One habitual strategy in his works consists of minutely “plagiarizing” literature textbooks on handwritten or typed sheets that he pastes very carefully to the surface of the painting, adding a layer or background. He sometimes writes directly by hand on the canvases with the aid of marked lines. He makes notebooks out of canvases. Manuscript painting. Like the Pierre Menard who conscientiously copies out Cervantes’s Don Quixote in the story by Jorge Luis Borges, the artist is here neither a writer (écrivain) nor even writing (écrivant), but a simple copyist, a scribe, a mere reproducer of signifiers. Dead letters. Articulated signification is subordinated to plastic meaning. Sentences become letter-lines. The overall work then resembles a medieval codex where there is something to be deciphered in every detail. It thus provides an entry to the complexity of linguistics, writing, and the sign, to the semiotics of Gestalt, the point, the line, and the surface. “The figure-form is the presence of nonlanguage in language.”8 The letter acts like a glaze on the background, a mimicry and gesturality deprived of epic qualities. He is a maker of signs in the midst of a libidinal (rather than political) economy of the sign.

He does not impose a single interpretation or a closed meaning on any of his works. On the contrary, he leaves that responsibility to the viewer.
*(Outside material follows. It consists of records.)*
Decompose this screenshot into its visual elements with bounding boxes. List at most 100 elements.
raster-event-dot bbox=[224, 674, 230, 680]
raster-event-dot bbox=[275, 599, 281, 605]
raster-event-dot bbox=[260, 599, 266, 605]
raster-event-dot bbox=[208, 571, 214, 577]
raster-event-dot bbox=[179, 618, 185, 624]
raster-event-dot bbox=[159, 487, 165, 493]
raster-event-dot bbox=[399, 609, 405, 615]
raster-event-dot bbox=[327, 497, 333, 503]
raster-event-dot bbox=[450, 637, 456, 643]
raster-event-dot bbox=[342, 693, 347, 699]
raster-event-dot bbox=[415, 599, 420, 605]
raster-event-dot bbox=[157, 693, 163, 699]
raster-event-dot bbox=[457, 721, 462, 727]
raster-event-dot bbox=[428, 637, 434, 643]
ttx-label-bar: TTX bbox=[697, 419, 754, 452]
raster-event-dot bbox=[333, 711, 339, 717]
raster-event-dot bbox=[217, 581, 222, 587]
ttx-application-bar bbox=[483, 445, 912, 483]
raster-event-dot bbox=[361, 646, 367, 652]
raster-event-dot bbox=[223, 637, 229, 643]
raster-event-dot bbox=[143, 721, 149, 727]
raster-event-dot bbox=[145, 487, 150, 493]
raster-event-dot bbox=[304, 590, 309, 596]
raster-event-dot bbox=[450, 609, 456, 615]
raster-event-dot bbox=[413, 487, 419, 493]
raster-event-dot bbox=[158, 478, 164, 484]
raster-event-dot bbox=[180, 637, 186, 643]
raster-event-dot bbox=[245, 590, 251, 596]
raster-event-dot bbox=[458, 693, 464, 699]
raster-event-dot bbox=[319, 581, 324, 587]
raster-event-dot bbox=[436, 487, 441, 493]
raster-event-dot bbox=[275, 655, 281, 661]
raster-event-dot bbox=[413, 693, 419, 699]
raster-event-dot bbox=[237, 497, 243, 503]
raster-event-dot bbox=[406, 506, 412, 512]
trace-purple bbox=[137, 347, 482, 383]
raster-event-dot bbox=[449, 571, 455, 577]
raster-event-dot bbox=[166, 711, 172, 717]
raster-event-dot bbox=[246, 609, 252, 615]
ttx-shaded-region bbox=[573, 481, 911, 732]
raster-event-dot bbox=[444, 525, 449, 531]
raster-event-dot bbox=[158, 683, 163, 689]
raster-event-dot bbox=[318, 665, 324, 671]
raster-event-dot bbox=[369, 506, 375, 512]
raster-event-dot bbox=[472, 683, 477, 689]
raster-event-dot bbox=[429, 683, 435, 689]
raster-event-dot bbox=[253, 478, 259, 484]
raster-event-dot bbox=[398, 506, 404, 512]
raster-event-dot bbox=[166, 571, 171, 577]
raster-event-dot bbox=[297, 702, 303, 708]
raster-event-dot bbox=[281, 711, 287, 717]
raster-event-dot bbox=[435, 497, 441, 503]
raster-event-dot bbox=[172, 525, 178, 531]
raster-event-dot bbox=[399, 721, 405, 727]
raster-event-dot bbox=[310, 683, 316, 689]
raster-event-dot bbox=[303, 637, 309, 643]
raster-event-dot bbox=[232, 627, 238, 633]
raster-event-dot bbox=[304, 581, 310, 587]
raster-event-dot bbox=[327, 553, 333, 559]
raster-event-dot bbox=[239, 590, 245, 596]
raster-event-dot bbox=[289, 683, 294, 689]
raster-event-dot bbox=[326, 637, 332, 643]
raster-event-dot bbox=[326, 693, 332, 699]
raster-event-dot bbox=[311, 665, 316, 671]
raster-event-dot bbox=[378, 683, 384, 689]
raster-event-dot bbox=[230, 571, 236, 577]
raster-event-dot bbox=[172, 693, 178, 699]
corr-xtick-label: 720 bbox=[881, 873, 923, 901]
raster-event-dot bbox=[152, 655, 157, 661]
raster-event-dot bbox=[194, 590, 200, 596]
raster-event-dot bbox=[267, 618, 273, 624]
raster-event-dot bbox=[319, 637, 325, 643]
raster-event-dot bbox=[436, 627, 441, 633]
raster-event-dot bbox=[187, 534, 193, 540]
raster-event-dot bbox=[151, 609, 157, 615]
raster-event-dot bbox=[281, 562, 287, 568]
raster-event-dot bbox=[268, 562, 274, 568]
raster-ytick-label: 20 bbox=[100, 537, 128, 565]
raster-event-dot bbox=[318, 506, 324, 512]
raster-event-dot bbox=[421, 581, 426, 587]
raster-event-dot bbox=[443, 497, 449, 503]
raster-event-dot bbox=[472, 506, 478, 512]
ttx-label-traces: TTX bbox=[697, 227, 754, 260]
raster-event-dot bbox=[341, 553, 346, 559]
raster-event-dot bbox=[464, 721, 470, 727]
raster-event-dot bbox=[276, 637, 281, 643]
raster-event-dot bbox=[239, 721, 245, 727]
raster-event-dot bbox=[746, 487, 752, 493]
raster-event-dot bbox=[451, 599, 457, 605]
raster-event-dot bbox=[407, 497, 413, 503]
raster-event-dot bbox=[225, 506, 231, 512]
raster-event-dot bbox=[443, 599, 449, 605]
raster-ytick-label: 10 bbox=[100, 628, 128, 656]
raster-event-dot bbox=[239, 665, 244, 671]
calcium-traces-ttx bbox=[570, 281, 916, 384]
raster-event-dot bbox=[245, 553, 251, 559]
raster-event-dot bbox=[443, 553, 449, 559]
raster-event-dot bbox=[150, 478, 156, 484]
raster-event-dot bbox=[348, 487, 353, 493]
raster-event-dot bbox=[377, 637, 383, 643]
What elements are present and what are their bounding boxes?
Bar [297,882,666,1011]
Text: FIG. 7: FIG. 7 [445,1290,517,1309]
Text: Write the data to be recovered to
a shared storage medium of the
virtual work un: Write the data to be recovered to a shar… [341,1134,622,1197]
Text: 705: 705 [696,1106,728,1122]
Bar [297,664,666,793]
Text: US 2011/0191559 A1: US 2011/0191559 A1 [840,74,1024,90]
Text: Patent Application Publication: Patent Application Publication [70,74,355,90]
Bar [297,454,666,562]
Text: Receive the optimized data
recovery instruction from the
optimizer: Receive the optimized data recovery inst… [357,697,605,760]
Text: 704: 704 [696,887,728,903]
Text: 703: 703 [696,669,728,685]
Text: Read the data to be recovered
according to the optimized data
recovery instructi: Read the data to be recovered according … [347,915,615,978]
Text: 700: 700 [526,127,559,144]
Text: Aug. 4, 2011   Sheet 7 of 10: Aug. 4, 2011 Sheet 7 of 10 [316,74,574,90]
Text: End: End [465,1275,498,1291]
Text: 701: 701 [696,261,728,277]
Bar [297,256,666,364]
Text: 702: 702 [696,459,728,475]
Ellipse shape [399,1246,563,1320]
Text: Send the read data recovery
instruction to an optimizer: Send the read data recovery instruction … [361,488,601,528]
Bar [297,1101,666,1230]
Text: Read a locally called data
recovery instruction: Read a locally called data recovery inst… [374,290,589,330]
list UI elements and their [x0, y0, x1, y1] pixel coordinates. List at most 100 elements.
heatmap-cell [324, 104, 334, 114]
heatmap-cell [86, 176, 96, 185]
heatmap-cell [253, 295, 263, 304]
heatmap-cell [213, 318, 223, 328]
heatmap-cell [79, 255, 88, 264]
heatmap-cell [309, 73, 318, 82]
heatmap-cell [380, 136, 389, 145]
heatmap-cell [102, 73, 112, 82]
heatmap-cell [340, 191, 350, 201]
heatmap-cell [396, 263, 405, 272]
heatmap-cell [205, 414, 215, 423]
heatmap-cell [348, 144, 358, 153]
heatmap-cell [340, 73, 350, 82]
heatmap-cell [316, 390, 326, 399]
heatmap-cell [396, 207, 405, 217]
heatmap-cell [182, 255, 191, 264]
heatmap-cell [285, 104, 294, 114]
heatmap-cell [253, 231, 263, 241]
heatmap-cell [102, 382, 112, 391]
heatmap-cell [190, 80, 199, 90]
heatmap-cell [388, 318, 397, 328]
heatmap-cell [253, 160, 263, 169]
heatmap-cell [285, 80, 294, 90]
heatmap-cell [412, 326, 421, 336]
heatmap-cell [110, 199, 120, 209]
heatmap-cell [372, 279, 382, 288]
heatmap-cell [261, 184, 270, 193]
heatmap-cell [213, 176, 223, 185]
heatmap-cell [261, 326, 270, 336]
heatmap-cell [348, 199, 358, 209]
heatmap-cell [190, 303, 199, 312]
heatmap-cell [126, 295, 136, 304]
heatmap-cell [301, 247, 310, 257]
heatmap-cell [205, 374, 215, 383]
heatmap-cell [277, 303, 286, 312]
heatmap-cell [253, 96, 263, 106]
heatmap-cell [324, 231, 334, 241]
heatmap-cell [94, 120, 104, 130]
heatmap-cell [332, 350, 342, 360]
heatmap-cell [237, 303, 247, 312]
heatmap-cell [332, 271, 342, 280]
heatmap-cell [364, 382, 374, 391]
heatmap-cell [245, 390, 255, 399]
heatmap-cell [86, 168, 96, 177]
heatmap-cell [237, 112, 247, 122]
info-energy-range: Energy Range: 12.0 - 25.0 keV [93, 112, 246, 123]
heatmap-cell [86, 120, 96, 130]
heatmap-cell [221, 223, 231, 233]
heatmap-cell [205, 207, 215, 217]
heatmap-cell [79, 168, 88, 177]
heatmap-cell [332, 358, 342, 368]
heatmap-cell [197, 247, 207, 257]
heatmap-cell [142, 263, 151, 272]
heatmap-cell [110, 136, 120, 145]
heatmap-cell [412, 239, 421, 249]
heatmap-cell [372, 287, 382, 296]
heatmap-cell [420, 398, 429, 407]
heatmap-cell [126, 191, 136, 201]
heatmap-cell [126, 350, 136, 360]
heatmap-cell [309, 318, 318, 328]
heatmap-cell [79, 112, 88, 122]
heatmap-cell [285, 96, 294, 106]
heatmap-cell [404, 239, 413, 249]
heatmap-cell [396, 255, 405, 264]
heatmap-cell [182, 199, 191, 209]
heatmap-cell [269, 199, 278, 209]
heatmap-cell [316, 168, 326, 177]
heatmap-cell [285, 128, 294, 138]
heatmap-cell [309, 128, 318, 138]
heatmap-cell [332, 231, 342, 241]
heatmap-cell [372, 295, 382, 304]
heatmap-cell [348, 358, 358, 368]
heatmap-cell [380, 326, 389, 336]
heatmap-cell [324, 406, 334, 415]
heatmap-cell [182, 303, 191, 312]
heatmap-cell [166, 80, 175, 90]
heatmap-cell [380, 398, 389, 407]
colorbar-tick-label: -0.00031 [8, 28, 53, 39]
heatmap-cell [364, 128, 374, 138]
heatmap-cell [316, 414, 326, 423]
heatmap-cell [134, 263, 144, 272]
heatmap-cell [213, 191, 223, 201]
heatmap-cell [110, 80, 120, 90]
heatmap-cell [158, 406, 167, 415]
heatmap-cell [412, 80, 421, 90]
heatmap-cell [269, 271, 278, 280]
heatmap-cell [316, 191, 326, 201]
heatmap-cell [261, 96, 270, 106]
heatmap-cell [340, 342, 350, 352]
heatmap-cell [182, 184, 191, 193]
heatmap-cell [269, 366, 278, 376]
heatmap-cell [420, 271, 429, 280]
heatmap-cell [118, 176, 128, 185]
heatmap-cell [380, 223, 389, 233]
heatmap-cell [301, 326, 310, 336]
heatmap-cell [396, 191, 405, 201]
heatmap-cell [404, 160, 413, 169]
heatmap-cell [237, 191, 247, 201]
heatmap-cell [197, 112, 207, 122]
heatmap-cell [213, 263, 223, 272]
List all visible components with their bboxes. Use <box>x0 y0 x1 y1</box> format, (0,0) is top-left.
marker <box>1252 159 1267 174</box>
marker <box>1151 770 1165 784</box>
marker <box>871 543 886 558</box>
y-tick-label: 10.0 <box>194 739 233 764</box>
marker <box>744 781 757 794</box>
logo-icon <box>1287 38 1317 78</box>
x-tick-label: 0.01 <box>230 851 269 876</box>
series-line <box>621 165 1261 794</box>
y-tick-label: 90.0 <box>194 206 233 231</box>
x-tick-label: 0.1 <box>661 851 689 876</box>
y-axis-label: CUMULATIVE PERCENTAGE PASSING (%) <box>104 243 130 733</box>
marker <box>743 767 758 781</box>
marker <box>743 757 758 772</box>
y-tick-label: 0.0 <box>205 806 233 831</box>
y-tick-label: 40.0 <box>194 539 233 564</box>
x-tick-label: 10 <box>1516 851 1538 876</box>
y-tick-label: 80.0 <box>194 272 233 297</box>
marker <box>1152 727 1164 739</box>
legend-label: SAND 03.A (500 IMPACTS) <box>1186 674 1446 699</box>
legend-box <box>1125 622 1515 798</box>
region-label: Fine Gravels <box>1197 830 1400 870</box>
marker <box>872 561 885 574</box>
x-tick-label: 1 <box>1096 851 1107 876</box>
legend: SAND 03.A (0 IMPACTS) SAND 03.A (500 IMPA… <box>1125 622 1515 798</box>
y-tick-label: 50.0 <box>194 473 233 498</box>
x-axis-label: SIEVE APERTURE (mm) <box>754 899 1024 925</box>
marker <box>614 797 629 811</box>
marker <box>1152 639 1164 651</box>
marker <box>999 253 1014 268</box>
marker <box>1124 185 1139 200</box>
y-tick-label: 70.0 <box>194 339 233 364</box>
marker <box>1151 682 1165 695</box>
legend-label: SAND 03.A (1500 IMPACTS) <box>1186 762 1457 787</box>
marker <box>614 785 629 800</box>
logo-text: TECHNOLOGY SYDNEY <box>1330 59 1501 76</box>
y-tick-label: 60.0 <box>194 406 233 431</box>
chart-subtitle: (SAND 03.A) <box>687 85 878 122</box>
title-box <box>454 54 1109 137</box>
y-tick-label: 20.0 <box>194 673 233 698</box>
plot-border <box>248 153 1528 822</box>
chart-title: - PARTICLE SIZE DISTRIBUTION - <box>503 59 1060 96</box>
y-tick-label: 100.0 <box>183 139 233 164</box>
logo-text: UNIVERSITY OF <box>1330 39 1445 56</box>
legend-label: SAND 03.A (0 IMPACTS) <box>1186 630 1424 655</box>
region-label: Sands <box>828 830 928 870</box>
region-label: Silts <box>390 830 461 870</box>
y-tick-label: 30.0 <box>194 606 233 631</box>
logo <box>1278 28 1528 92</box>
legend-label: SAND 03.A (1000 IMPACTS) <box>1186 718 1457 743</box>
He rather assimilates many of the demands of poststructuralist philosophy by appropriating, in his own way, the semiotic, desiring, anti-systemic, schizoid, and anarcho-liberal discoveries of its now famous French philosophical instigators. Politically speaking, he “takes a stand for the figural,” meaning for desire (as Lyotard said) instead of the discursive. Figural thought makes the materiality of the image, its plasticity and thickness, into a privileged object of study. Sanmiguel Diest takes part in that “adventure of the sign” that, together with Marxist residues and a psychoanalytical impulse, helps to clarify a little further the irreducible undecidability of the world. His is, let us reiterate, a desiring practice.